Tasyakuran Hari Konstitusi Dan HUT Ke-78 MPR
Bamsoet Ingatkan Urgensi Konstitusi Miliki Pintu Darurat

JAKARTA - Ketua Majelis Permusyawaratan Rakyat (MPR), Bambang Soesatyo mengingatkan tentang pentingnya ‘pintu darurat’ dalam konstitusi Indonesia. Pasalnya, tidak ada yang dapat mengetahui tentang masa depan, serta bentuk peran dan kekuasaan seperti apa, yang akan terjadi dalam perjalanan bangsa Indonesia.
“Di masa depan, kita tidak tahu angin sejarah akan membawa MPR ke bentuk peran dan kekuasaan seperti apa. Tapi, saya berharap, peran MPR di masa depan bisa kian kuat dalam mengawal perjalanan bangsa dan negara ke arah yang lebih baik,” ujar Bamsoet, sapaan Bambang Soesatyo, di sela Tasyakuran Hari Konstitusi dan HUT Ke-78 MPR di Plaza Gedung Nusantara V, Kompleks Parlemen, Jakarta, kemarin.
Salah satu bentuk penguatan peran MPR, lanjut di, dapat dilakukan dengan mengembalikan kewenangan subjektif superlatif MPR, melalui hak-hak mengeluarkan ketetapan-ketetapan atau TAP MPR sebagai pintu darurat.

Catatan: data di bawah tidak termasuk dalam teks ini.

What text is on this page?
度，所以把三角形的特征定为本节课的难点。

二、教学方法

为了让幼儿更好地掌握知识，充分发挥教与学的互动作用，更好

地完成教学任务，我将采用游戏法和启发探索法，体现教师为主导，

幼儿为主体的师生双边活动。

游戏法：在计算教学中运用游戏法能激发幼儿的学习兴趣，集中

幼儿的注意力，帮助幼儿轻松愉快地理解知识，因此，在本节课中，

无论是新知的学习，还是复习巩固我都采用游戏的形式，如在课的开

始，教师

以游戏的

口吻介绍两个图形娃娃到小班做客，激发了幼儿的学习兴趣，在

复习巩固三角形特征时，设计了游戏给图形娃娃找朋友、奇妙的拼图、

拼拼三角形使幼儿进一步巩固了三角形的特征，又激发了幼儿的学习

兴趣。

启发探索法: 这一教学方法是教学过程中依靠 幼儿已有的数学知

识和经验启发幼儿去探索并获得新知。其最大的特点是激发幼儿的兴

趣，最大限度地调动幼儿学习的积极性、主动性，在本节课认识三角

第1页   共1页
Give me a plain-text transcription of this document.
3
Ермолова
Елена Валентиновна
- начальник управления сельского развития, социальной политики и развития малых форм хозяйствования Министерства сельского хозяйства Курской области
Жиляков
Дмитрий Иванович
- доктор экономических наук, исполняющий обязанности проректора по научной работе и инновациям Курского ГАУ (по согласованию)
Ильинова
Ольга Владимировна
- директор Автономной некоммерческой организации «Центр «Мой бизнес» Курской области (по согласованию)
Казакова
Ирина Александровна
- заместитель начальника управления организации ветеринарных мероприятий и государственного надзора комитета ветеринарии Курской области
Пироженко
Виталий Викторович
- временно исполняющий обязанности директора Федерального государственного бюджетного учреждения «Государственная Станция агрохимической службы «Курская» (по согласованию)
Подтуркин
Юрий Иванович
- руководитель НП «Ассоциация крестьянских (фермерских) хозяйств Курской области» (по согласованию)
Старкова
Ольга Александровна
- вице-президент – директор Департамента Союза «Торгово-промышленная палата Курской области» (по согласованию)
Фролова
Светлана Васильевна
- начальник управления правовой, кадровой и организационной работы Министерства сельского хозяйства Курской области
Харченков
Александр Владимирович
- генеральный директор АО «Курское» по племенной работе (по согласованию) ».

Menurut dia, kehadiran pintu darurat itu akan menjadi jalan keluar manakala terjadi kebuntuan konstitusi dan situasi luar biasa, yang tidak bisa diatasi dengan tindakan biasa.
“Selain memiliki hak untuk mengeluarkan ketetapan atau TAP MPR, bentuk pengutan peran MPR lainnya, memberikan kewenangan kembali untuk merumuskan Pokok-Pokok Haluan Negara (PPHN) sebagai road map pembangunan bangsa. Saya yakin, pencarian jati diri negara kita ini tidak akan pernah berhenti, selama Indonesia masih ada,” tegas Wakil Ketua Umum Dewan Pimpinan Pusat (DPP) Partai Golkar ini.
Dalam kesempatan itu, Bamsoet juga menguraikan, sejarah panjang lahirnya MPR, yang dimulai sejak 12 hari setelah proklamasi kemerdekaan Indonesia, pada 29 Agustus 1945. Saat itu, para pemimpin bangsa Indonesia melaksanakan amanat konstitusi, mendirikan sebuah lembaga untuk menjadi pengemban kedaulatan rakyat.
“Pasal IV Aturan Peralihan UUD 1945 menyebutkan, sebelum Majelis Permusyawaratan Rakyat, Dewan Perwakilan Rakyat (DPR), dan Dewan Pertimbangan Agung (DPA) dibentuk menurut Undang-Undang Dasar, segala bentuk kekuasaan dijalankan Presiden dengan bantuan Komite Nasional,” jelas Ketua DPR ke-20 ini.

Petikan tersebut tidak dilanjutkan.